ビジョンを示せない民主党
反トランプ感情の高まりを考えれば、民主党にとっては2020年にホワイトハウスを奪還するための世論環境は整っている。問題は党内の有力候補が左派(サンダース、ウォーレン、ハリス、ブッカーらの)上院議員に偏っている点である。

これは党内において中道派よりも左派が勢いづいていることの証でもある。今回の中間選挙ではニューヨーク州から下院議員に選出されたオカシオ=コルテス議員のような、民主党の女性議員の躍進が話題になったが、その原動力も左派にある。その背景には、反トランプ感情はもちろんだが、中道派がウォール街(=経済グローバリスト)に寄り過ぎているとの認識がある。左派と中道派の溝は深い。
では、左派の候補者はトランプ大統領に勝利できるのか。「反トランプ」の旗印の元、中道派も最終的には左派の候補者を支持するだろう。しかし、トランプ大統領からすれば「米国の本流から大きく逸脱した社会主義者」とレッテルが貼りやすく、無党派層を遠ざけてしまうかもしれない。
今回の中間選挙ではトランプ大統領が応援したデウィン氏とサンダース上院議員の支援を受けたギラム氏の一騎打ちとなり、まさに「トランプ vs. 民主党左派」の前哨戦の様相を呈した。結果は不確定だが、デウィン氏が勝利宣言している。
僅差であることは確かだが、民主党にとっては「ブルーウェーブ(民主党のシンボルカラーが青であることから、民主党の大勝を意味する)」とは程遠い、不安が残る結果となった。

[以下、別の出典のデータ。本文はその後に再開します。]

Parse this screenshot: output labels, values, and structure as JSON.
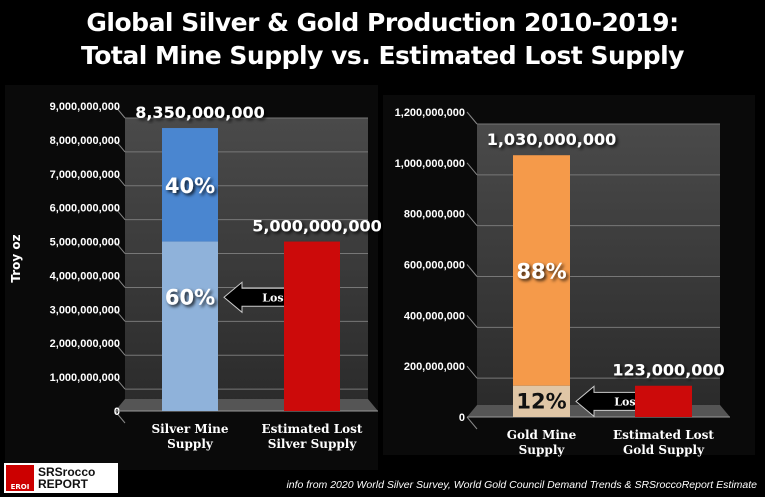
{
  "title_lines": [
    "Global Silver & Gold Production 2010-2019:",
    "Total Mine Supply vs. Estimated Lost Supply"
  ],
  "source": "info from 2020 World Silver Survey, World Gold Council Demand Trends & SRSroccoReport Estimate",
  "logo": {
    "mark": "EROI",
    "line1": "SRSrocco",
    "line2": "REPORT"
  },
  "chart_data": [
    {
      "type": "bar",
      "ylabel": "Troy oz",
      "ylim": [
        0,
        9000000000
      ],
      "yticks": [
        "0",
        "1,000,000,000",
        "2,000,000,000",
        "3,000,000,000",
        "4,000,000,000",
        "5,000,000,000",
        "6,000,000,000",
        "7,000,000,000",
        "8,000,000,000",
        "9,000,000,000"
      ],
      "categories": [
        [
          "Silver Mine",
          "Supply"
        ],
        [
          "Estimated Lost",
          "Silver Supply"
        ]
      ],
      "values": [
        8350000000,
        5000000000
      ],
      "value_labels": [
        "8,350,000,000",
        "5,000,000,000"
      ],
      "split": {
        "bar": 0,
        "lower_value": 5000000000,
        "lower_label": "60%",
        "upper_label": "40%"
      },
      "arrow_label": "Loss",
      "colors": {
        "upper": "#4a86d0",
        "lower": "#8fb2da",
        "lost": "#cc0a0a"
      }
    },
    {
      "type": "bar",
      "ylim": [
        0,
        1200000000
      ],
      "yticks": [
        "0",
        "200,000,000",
        "400,000,000",
        "600,000,000",
        "800,000,000",
        "1,000,000,000",
        "1,200,000,000"
      ],
      "categories": [
        [
          "Gold Mine",
          "Supply"
        ],
        [
          "Estimated Lost",
          "Gold Supply"
        ]
      ],
      "values": [
        1030000000,
        123000000
      ],
      "value_labels": [
        "1,030,000,000",
        "123,000,000"
      ],
      "split": {
        "bar": 0,
        "lower_value": 123000000,
        "lower_label": "12%",
        "upper_label": "88%"
      },
      "arrow_label": "Loss",
      "colors": {
        "upper": "#f59a4a",
        "lower": "#e0c6a6",
        "lost": "#cc0a0a"
      }
    }
  ]
}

もう一点、民主党にとっての課題は、「怒れる白人」の票を奪い取りにゆくか、それとも「怒れるマイノリティ」の票を掘り起こすかという点だ。やや単純な言い方をすると、ラストベルト(怒れる白人)で勝負するか、フロリダやノースカロライナ、アリゾナ(怒れるマイノリティ)といった州で勝負するかという点だ。言い換えれば、白人を中心とする「変わらぬ米国」で勝負するか、マイノリティの存在に重きを置く「変わりゆく米国」で勝負するかという問いでもある。
同党のバイデン前副大統領は中道派だが、左派や白人労働者にも一定のアピールはある。知名度も高い。ただ、どうしても「古い」印象は拭えない。他の中道派(クロブチャー、ケイン両上院議員など)は小粒感が否めない。
中間選挙の終盤、民主党は接戦州の応援にオバマ前大統領を担ぎ出した。前大統領が中間選挙で遊説するのは異例だが、まさにオバマ氏ほどの求心力のある存在がほかにいないのが民主党の悩みである。
このことは「党」としてのメッセージの乏しさにもつながる。つまり民主党は「反トランプ」だけで大統領選を戦うつもりなのか。「女性」や「マイノリティ」といった「アイデンティティ・ポリティクス」だけなのか。旧態依然として「再分配」なのか。
それともより大きな、未来につながるビジョンを示すことができるのか。
それは米国のみならず、政治的に冬の時代にある「リベラル」が直面する問題なのかもしれない。